Blacklisting URLs, file names (URLs), paths (URL prefixes), file endings (URL suffixes) on plugin level

  • /etc/opensemanticsearch/blacklist/pluginname/blacklist-url
  • /etc/opensemanticsearch/blacklist/pluginname/blacklist-url-prefix
  • /etc/opensemanticsearch/blacklist/pluginname/blacklist-url-suffix
  • /etc/opensemanticsearch/blacklist/pluginname/blacklist-url-regex
  • /etc/opensemanticsearch/blacklist/pluginname/whitelist-url
  • /etc/opensemanticsearch/blacklist/pluginname/whitelist-url-prefix
  • /etc/opensemanticsearch/blacklist/pluginname/whitelist-url-suffix
  • /etc/opensemanticsearch/blacklist/pluginname/whitelist-url-regex

Blacklist content types on plugin level

Important: This means not file endings (which would be url-suffix) but the content type guessed by Tikas document analysis! * /etc/opensemanticsearch/blacklist/pluginname/blacklist-contenttype * /etc/opensemanticsearch/blacklist/pluginname/blacklist-contenttype-prefix * /etc/opensemanticsearch/blacklist/pluginname/blacklist-contenttype-suffix * /etc/opensemanticsearch/blacklist/pluginname/blacklist-contenttype-regex * /etc/opensemanticsearch/blacklist/pluginname/whitelist-contenttype * /etc/opensemanticsearch/blacklist/pluginname/whitelist-contenttype-prefix * /etc/opensemanticsearch/blacklist/pluginname/whitelist-contenttype-suffix * /etc/opensemanticsearch/blacklist/pluginname/whitelist-contenttype-regex

Example

For example if you don't want to handle Open Document files which are extracted with Tika yet additionally as ZIP archive which it technically is and which would be extracted to index each file inside this ZIP archive, you can blacklist this content type for the Unzip plugin:

Therefore add to the config in /etc/opensemanticsearch/blacklist/enhance_zip/blacklist-contenttype-prefix application/vnd.oasis.opendocument.
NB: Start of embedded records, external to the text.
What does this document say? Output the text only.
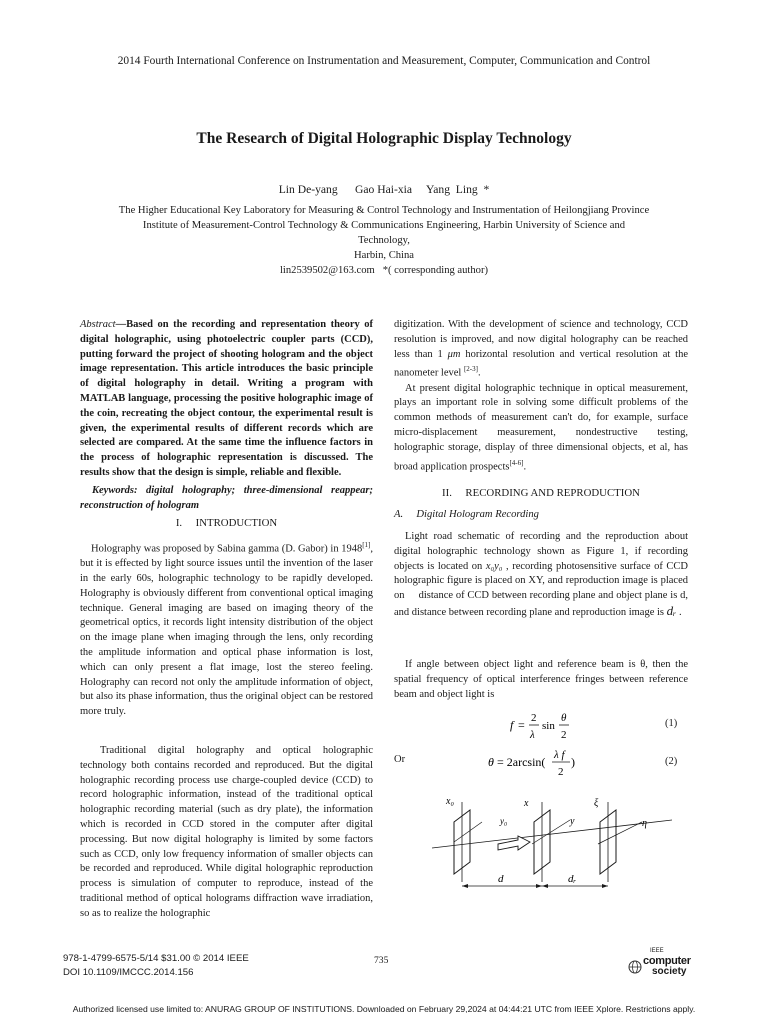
2014 Fourth International Conference on Instrumentation and Measurement, Computer, Communication and Control
The Research of Digital Holographic Display Technology
Lin De-yang      Gao Hai-xia     Yang  Ling  *
The Higher Educational Key Laboratory for Measuring & Control Technology and Instrumentation of Heilongjiang Province
Institute of Measurement-Control Technology & Communications Engineering, Harbin University of Science and Technology,
Harbin, China
lin2539502@163.com   *( corresponding author)

Abstract—Based on the recording and representation theory of digital holographic, using photoelectric coupler parts (CCD), putting forward the project of shooting hologram and the object image representation. This article introduces the basic principle of digital holography in detail. Writing a program with MATLAB language, processing the positive holographic image of the coin, recreating the object contour, the experimental result is given, the experimental results of different records which are selected are compared. At the same time the influence factors in the process of holographic representation is discussed. The results show that the design is simple, reliable and flexible.

Keywords: digital holography; three-dimensional reappear; reconstruction of hologram
I.     INTRODUCTION

Holography was proposed by Sabina gamma (D. Gabor) in 1948[1], but it is effected by light source issues until the invention of the laser in the early 60s, holographic technology to be rapidly developed. Holography is obviously different from conventional optical imaging technique. General imaging are based on imaging theory of the geometrical optics, it records light intensity distribution of the object on the image plane when imaging through the lens, only recording the amplitude information and optical phase information is lost, which can only present a flat image, lost the stereo feeling. Holography can record not only the amplitude information of object, but also its phase information, thus the original object can be restored more truly.

Traditional digital holography and optical holographic technology both contains recorded and reproduced. But the digital holographic recording process use charge-coupled device (CCD) to record holographic information, instead of the traditional optical holographic recording material (such as dry plate), the information which is recorded in CCD stored in the computer after digital processing. But now digital holography is limited by some factors such as CCD, only low frequency information of smaller objects can be recorded and reproduced. While digital holographic reproduction process is simulation of computer to reproduce, instead of the traditional method of optical holograms diffraction wave irradiation, so as to realize the holographic

digitization. With the development of science and technology, CCD resolution is improved, and now digital holography can be reached less than 1 μm horizontal resolution and vertical resolution at the nanometer level [2-3].

At present digital holographic technique in optical measurement, plays an important role in solving some difficult problems of the common methods of measurement can't do, for example, surface micro-displacement measurement, nondestructive testing, holographic storage, display of three dimensional objects, et al, has broad application prospects[4-6].

II.     RECORDING AND REPRODUCTION
A.     Digital Hologram Recording

Light road schematic of recording and the reproduction about digital holographic technology shown as Figure 1, if recording objects is located on x₀y₀ , recording photosensitive surface of CCD holographic figure is placed on XY, and reproduction image is placed on     distance of CCD between recording plane and object plane is d, and distance between recording plane and reproduction image is dᵣ .

If angle between object light and reference beam is θ, then the spatial frequency of optical interference fringes between reference beam and object light is

f = 2
λ
sin
θ
2
(1)
Or	θ = 2arcsin( λ f
2
)	(2)
x₀	x	ξ
y₀	y	η
d	dᵣ
978-1-4799-6575-5/14 $31.00 © 2014 IEEE
DOI 10.1109/IMCCC.2014.156
735
IEEE
computer
society
Authorized licensed use limited to: ANURAG GROUP OF INSTITUTIONS. Downloaded on February 29,2024 at 04:44:21 UTC from IEEE Xplore. Restrictions apply.
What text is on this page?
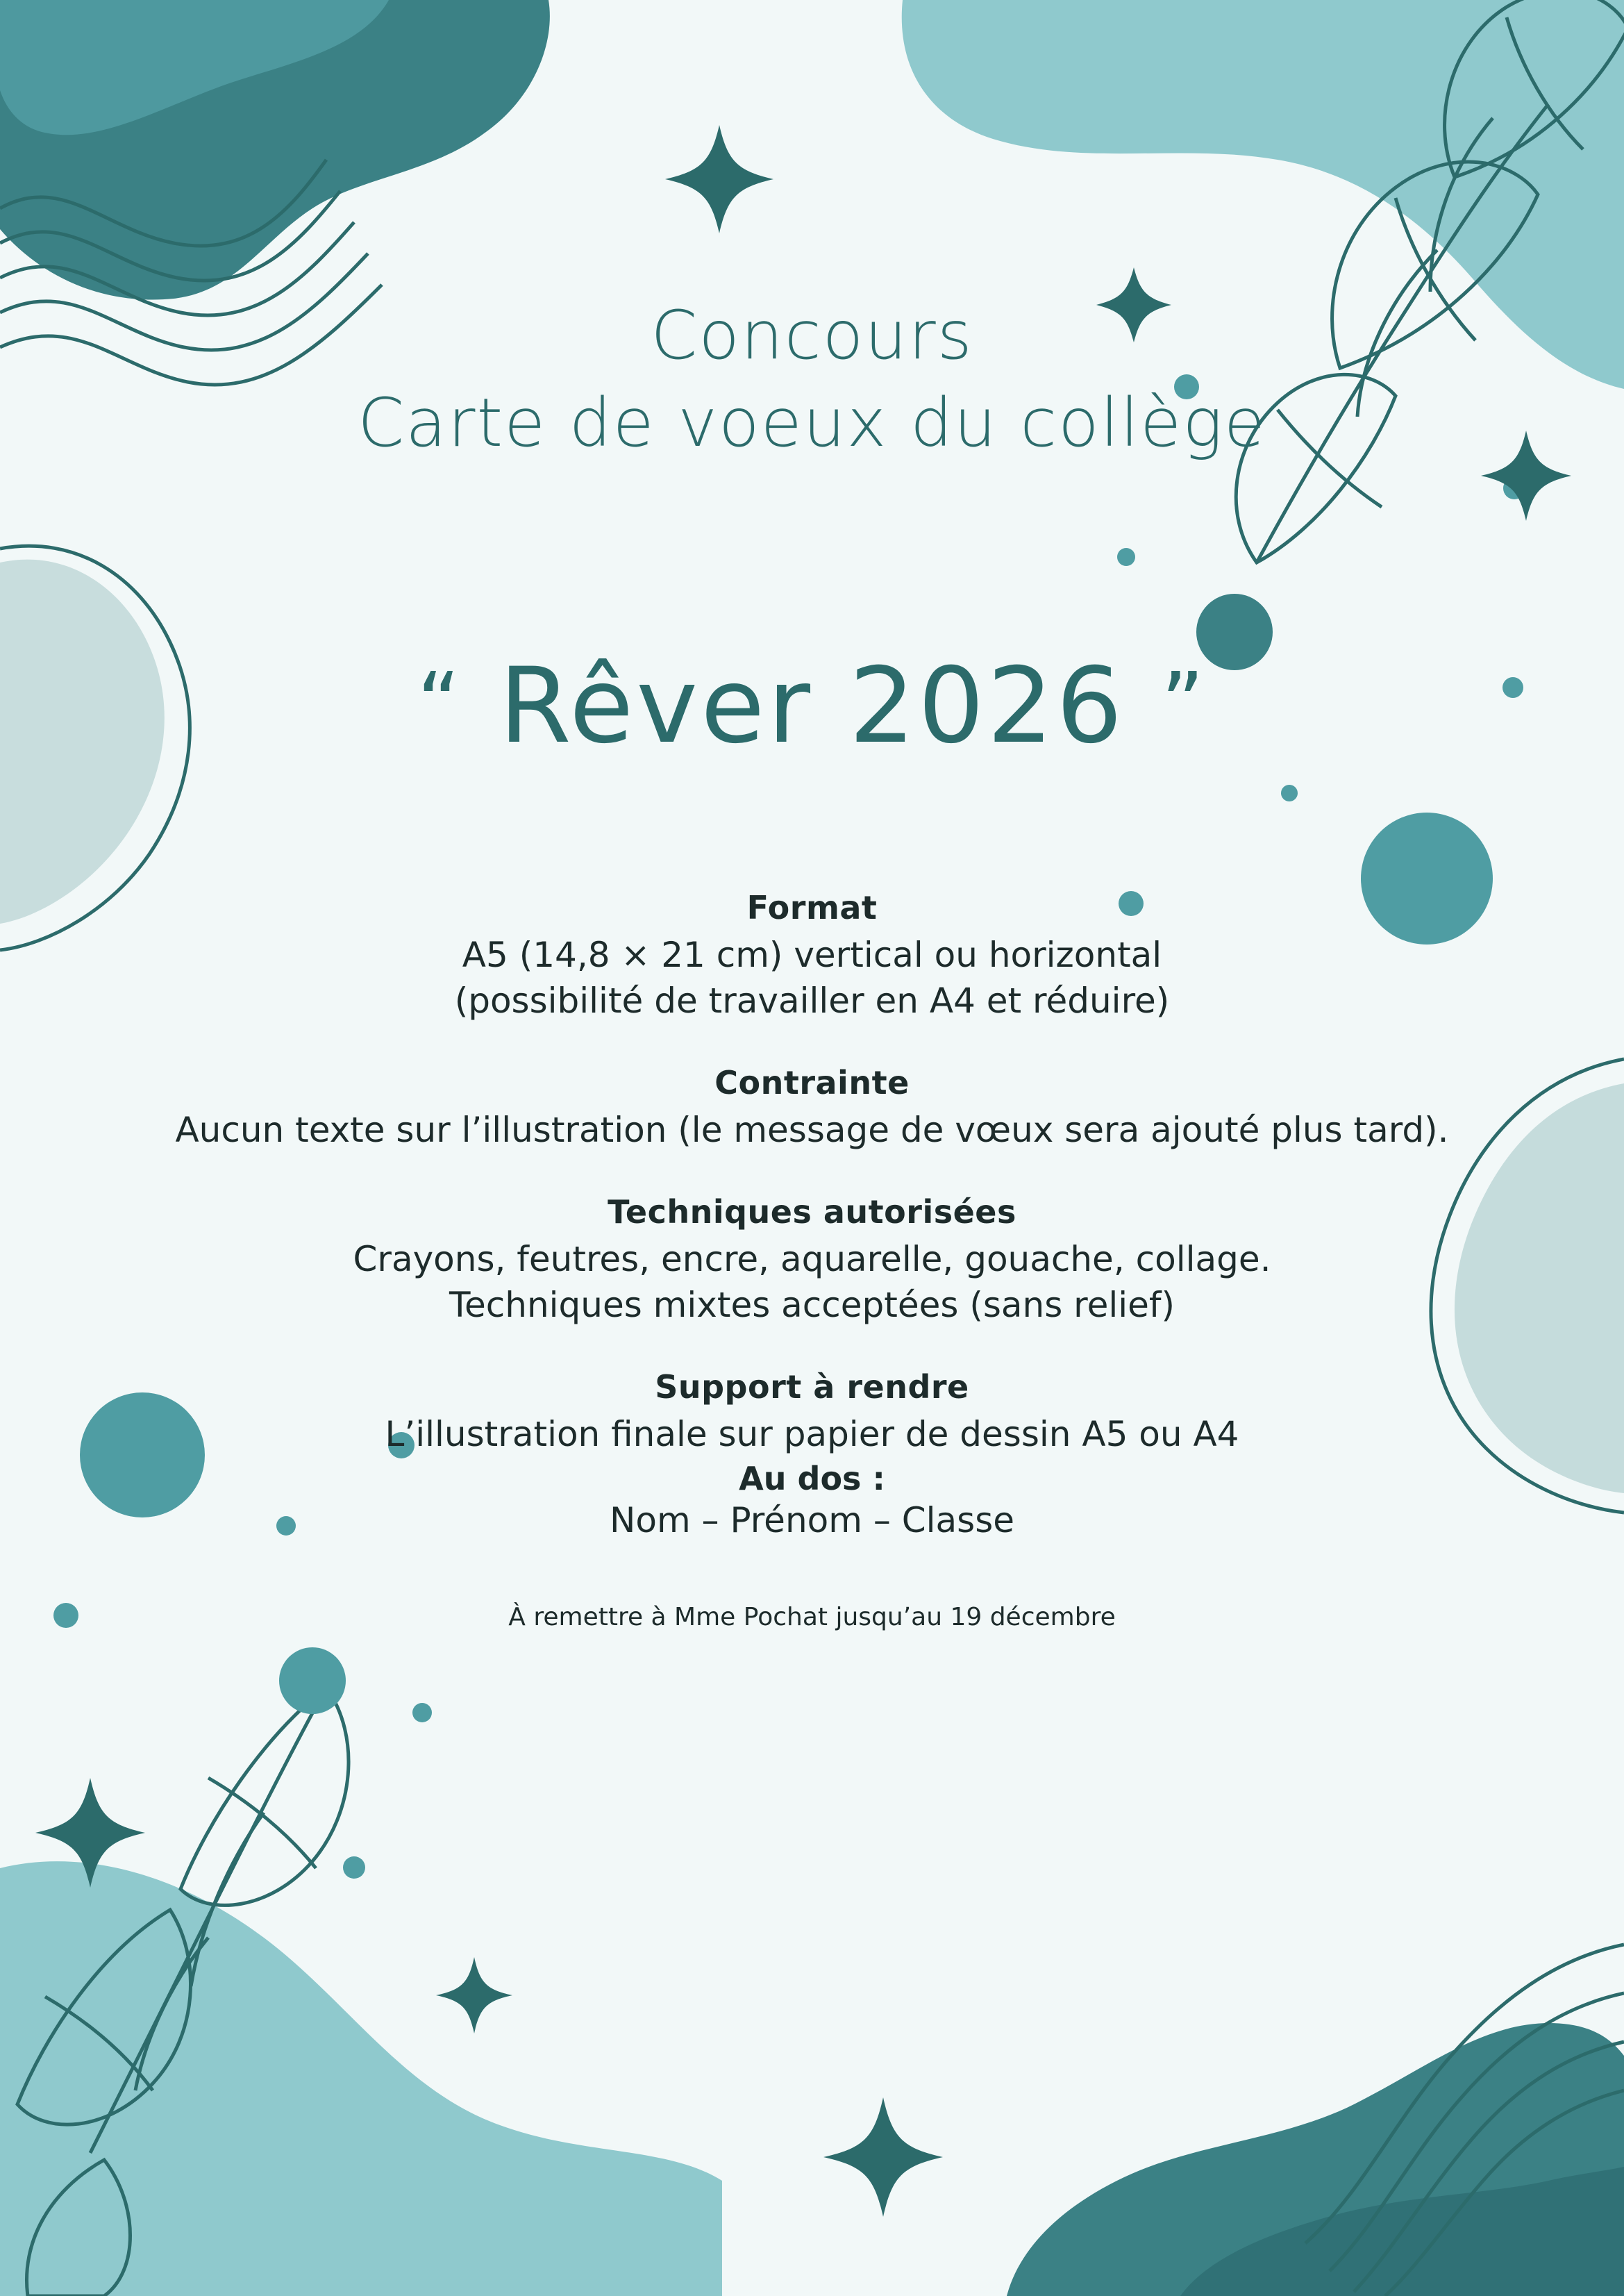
Concours
Carte de voeux du collège
“ Rêver 2026 ”
Format
A5 (14,8 × 21 cm) vertical ou horizontal
(possibilité de travailler en A4 et réduire)
Contrainte
Aucun texte sur l’illustration (le message de vœux sera ajouté plus tard).
Techniques autorisées
Crayons, feutres, encre, aquarelle, gouache, collage.
Techniques mixtes acceptées (sans relief)
Support à rendre
L’illustration finale sur papier de dessin A5 ou A4
Au dos :
Nom – Prénom – Classe
À remettre à Mme Pochat jusqu’au 19 décembre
Another possibility would be to blacklist the .odt suffix for the ZIP plugin enhance_zip:

Therefore add to the config in /etc/opensemanticsearch/blacklist/enhance_zip/blacklist-url-suffix .odt .ODT .Odt Since this is preconfigured in the default setup and config file, you dont have to do add this manually, but it is an example how more complex blacklisting on plugin level works.